Hello again! This is the follow-up to my review for Things We Couldn’t Say and the second installment of my stop for the blog tour hosted by Colored Pages. Please see my review for the full details about the book.
Notes: Quotes are taken from the digital review copy I received, so I don’t have page numbers. The quotes may differ from the final published version. All quotes are from Gio’s narration unless otherwise stated/attributed.
“MatchUp is for hookups, Ayesha.” I sound like an overprotective brother. I would know because I went through this phase last year where I met up with some random girls every now and then for a quick hookup and even some guys, too, as an experiment to see if I was really into guys the way I started to think I was. Somehow making out with a random guy helped me figure things out, like icing on the cake.
Sometimes I wonder if things would be different if she were still here with us. I wonder if pops would drink like he does. I wonder if Theo would still need me to walk him to school every morning. I wonder a lot of things and I might not ever know the answers. And I tell myself that it’s…okay.

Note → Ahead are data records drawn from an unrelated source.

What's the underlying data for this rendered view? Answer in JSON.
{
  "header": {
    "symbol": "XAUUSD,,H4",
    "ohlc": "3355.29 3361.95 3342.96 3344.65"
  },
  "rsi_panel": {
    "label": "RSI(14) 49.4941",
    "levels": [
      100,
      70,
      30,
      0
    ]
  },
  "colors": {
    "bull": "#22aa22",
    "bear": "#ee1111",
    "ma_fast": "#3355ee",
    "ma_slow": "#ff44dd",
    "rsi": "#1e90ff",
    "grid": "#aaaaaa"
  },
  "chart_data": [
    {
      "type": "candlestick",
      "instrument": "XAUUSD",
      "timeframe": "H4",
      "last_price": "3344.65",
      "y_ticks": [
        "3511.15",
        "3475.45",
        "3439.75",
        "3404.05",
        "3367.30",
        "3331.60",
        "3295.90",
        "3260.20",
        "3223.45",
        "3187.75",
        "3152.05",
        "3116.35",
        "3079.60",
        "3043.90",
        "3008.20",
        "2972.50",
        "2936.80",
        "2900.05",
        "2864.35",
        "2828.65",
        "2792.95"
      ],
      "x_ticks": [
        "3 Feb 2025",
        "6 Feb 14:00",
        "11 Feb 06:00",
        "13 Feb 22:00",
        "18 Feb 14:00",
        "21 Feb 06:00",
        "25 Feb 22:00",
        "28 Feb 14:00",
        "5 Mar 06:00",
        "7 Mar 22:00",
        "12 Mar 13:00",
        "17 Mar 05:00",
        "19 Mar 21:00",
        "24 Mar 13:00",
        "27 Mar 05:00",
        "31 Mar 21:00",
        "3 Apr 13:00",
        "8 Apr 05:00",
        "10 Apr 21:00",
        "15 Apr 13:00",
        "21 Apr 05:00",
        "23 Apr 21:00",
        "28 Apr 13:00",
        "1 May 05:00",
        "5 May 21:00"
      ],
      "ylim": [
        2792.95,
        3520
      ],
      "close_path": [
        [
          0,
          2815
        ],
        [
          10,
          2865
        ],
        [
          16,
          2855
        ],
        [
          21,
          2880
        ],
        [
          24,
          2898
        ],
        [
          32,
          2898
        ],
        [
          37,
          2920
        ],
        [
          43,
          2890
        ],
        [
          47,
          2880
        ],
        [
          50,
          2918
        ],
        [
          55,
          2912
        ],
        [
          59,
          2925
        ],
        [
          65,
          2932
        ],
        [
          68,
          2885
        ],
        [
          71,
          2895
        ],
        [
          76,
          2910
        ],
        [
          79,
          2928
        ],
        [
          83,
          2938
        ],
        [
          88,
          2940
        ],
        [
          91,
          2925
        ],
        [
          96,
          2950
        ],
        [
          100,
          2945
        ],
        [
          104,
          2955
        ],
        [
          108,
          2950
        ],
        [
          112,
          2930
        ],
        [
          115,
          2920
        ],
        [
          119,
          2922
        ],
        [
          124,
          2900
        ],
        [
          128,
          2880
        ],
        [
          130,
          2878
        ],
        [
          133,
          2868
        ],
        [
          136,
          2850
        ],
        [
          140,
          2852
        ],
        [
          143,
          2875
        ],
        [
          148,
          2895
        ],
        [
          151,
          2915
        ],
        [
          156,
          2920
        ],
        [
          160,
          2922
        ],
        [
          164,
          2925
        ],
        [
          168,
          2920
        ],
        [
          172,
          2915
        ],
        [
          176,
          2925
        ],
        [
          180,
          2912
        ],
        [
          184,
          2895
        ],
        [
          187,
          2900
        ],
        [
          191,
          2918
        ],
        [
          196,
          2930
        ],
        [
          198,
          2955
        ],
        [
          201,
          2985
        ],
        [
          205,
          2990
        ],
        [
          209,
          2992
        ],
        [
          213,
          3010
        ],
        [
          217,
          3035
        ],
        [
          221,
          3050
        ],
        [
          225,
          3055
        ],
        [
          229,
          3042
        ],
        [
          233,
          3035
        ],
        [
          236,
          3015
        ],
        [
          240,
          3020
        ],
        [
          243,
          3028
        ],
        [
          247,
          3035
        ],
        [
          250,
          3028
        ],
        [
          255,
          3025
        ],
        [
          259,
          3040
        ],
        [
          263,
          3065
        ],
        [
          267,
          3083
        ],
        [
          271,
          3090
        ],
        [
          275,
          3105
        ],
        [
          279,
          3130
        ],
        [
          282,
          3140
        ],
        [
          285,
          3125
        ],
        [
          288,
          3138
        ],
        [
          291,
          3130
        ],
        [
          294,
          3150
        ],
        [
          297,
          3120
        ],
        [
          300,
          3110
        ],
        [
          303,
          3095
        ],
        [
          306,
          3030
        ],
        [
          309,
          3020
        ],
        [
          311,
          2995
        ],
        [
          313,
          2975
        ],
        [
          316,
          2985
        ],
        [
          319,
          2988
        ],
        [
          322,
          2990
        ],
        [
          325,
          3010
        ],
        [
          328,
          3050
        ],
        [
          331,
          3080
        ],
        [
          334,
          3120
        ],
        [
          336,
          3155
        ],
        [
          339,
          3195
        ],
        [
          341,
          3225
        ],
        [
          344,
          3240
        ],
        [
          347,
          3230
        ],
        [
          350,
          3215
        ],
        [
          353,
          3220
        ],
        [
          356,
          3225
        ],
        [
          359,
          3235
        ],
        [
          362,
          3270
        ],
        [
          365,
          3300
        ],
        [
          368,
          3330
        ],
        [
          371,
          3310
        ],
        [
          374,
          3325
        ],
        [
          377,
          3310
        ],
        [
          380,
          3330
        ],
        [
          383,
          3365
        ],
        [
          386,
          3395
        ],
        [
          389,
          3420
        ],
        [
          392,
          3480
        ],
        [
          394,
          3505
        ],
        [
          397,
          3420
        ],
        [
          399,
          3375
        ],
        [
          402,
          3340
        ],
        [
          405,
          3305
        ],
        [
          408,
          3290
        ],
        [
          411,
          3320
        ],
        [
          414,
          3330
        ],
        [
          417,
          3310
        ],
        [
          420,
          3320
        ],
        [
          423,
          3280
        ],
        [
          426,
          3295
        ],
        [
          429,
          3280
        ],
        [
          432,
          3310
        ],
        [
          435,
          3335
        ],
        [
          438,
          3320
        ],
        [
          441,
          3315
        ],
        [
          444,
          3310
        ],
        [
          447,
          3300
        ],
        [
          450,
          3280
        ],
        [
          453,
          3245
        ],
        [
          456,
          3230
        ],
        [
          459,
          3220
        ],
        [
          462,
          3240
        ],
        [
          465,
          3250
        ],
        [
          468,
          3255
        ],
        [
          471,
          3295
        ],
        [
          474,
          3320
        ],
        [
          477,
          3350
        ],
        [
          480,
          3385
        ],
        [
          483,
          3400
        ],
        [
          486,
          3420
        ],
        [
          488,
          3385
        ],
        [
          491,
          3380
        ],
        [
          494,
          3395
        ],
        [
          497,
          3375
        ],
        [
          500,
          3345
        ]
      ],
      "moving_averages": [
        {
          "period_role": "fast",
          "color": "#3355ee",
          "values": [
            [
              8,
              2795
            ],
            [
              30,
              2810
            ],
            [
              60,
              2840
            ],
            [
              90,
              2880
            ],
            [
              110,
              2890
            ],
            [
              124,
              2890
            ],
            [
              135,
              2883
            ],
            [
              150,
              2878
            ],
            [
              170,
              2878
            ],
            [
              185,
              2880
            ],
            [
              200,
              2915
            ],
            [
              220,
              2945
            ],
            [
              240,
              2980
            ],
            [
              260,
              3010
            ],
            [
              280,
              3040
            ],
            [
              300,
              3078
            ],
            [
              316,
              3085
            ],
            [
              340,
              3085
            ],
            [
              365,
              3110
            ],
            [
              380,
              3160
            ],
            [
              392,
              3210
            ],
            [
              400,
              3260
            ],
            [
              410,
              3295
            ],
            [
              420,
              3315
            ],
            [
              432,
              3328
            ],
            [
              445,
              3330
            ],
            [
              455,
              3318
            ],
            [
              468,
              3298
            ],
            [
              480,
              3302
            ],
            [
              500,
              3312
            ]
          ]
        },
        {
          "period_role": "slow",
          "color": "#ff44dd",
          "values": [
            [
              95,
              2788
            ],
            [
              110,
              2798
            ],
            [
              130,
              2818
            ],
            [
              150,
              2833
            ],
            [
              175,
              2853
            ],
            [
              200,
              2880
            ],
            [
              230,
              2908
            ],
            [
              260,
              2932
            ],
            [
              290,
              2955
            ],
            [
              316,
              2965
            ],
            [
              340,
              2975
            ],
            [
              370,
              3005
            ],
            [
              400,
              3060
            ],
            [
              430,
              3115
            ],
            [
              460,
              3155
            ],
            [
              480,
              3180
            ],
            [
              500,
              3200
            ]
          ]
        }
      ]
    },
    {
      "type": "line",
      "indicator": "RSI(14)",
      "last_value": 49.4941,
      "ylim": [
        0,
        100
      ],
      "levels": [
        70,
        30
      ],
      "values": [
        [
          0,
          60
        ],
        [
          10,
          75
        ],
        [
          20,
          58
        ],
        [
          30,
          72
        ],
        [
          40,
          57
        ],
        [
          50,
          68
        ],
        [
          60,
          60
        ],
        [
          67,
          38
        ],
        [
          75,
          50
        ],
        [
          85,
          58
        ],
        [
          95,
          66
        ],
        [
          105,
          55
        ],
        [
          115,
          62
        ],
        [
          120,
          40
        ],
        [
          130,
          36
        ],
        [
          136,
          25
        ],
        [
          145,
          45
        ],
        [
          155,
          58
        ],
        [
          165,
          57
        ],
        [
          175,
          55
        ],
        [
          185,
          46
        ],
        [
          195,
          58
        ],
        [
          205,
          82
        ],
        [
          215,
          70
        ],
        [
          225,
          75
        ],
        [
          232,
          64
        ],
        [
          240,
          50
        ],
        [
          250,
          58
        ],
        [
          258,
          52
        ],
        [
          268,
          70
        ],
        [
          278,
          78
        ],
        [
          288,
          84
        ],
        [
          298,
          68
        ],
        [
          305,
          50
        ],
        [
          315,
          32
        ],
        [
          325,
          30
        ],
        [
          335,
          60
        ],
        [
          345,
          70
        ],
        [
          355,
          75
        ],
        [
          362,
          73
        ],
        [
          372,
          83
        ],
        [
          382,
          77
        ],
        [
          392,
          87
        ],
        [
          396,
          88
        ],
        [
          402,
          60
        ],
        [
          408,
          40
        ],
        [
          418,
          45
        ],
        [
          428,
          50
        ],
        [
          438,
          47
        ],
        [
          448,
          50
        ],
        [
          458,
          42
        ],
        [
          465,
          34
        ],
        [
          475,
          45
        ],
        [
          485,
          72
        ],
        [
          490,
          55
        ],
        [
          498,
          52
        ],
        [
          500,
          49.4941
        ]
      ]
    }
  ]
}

Dr. McCullough, she said counting or naming the states in alphabetical order and even reverse alphabetical order helps you clear your head, helps push through anxiety and panic attacks.
In my thoughts.
But I can’t shake this grief.
Suddenly I wonder if the darkness that I feel in my chest is there because I’m holding on to it rather than emptying it out. Something inside me is stirring and stirring and it feels wrong. I can’t focus on anything.
I’m so hurt and beat up about the fact that this whole time I could’ve had some sort of relationship with her, some sort of contact. Maybe I wouldn’t have needed to go through counseling with Dr. McCullough back when I was a freshman and sophomore. At least, not as often as I did. Or maybe at least her absence wouldn’t have felt as heavy. Maybe I would have the answers to all the questions written on my heart that I don’t even know to ask. Maybe the grief I experience in waves and seasons wouldn’t be as heavy as a tsunami tiding over me, completely consuming every inch of my body until I, too, am something to be grieved.
“Loss fucks you up, but it doesn’t change who you are. I have to believe that. It forces you to be brave and strong so you can hold your life together, and the lives of the people you love together—the ones who are still here.”-David
This boy is such a mystery, but I can’t help but feel like I’m on top of the world when I’m near him. I can’t help but feel every butterfly in a fifty-mile radius flutter in my stomach. I don’t take my eyes off him—I can’t.
“The biggest lie the world tells you is that you have to have everything figured out. You don’t. That’s part of the journey of life—figuring out the different layers of you. And when you’re ready to share those layers, you deserve to be able to do that. But you don’t have to do it till that time comes.”-Jackie, Gio’s mother
On top of everything else, I’m terrified David will see right through the different layers of me. He won’t see this soft, nice, somewhat shy boy, but instead and ugly fucking disaster.
That’s the thing about grief: it’s a sneaky little devil that creeps up on you and catches you off guard. It pops up when you’re not prepared and takes shapes that you least expect.